Five Fifths Equal One Good Time

Greetings, sportsfans! Bumpers here. You know, there’s a couple of common sayings in Hollyweird. One is that Chevy Chase is an ass. Another is that celebs drink like thirsty horses. So I’d like to announce The First Annual Showman’s Gone Drinkin’ Contest.

The rules are simple. The first Hollywood celebrity or insider that can drink me under the table wins an autographed 8x10-foot mural of The Showman in his prime. I know what you’re probably saying. Why the heck would a Hollywood star want an autographed photo of another Hollywood star? Well, if you’ve never been to Hollywood, you don’t know how these things work.

The event will be held this Sunday, starting at 11:00 a.m. at the gazebo on the southwest corner of my estate. Which will be nice, because I haven’t been to that part of my vast property in ages. The contest is a round-robin, double elimination tournament that should be over by around 9:30 that same evening or so.

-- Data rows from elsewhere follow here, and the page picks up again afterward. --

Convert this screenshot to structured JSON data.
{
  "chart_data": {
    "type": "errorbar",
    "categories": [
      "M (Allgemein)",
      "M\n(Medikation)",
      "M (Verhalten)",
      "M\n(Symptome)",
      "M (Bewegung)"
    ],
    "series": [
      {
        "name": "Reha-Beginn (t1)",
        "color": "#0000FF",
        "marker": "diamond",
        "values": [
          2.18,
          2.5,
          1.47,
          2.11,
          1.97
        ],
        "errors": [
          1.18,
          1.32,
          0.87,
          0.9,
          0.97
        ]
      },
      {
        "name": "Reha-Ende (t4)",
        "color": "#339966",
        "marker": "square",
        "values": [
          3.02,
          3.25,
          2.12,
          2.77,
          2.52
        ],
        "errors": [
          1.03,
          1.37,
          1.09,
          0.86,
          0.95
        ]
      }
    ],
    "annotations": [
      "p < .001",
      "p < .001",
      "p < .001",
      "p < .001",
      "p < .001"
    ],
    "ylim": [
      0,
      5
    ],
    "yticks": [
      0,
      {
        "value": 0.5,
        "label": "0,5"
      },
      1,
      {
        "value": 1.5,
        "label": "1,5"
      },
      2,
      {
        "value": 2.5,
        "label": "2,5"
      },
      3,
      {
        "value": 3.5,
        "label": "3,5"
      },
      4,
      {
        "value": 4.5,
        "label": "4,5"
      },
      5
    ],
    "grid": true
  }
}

Tickets go on sale today. Call Ticketmaster or stop by the estate and Steve will straighten you up. And to make you feel good about buying the tickets, whatever money isn’t spent on booze goes straight to charity.

So put on your favorite drinkin’ hat, and come on out to Rancho de Bumpers Sunday afternoon. I’ve drawn Judge Reinhold in the first round, which is a cakewalk for The Showman because Reinhold is half-Mormon. I should be able to conserve liver capacity for the second round, when I take on the winner of the soggy Ted Kennedy/Ted Danson match.

Some of the key first-round matchups include Gary Coleman/Emmanuel Lewis, Sammy Hagar/David Lee Roth, Jesse Helms/Strom Thurmond, and John Paul Mitchell/Gary Nexus.
Now if you’ll excuse me, I’m gotta go drop the kids off at the pool.

I’m winkin’ at ya, and thinkin’ of ya.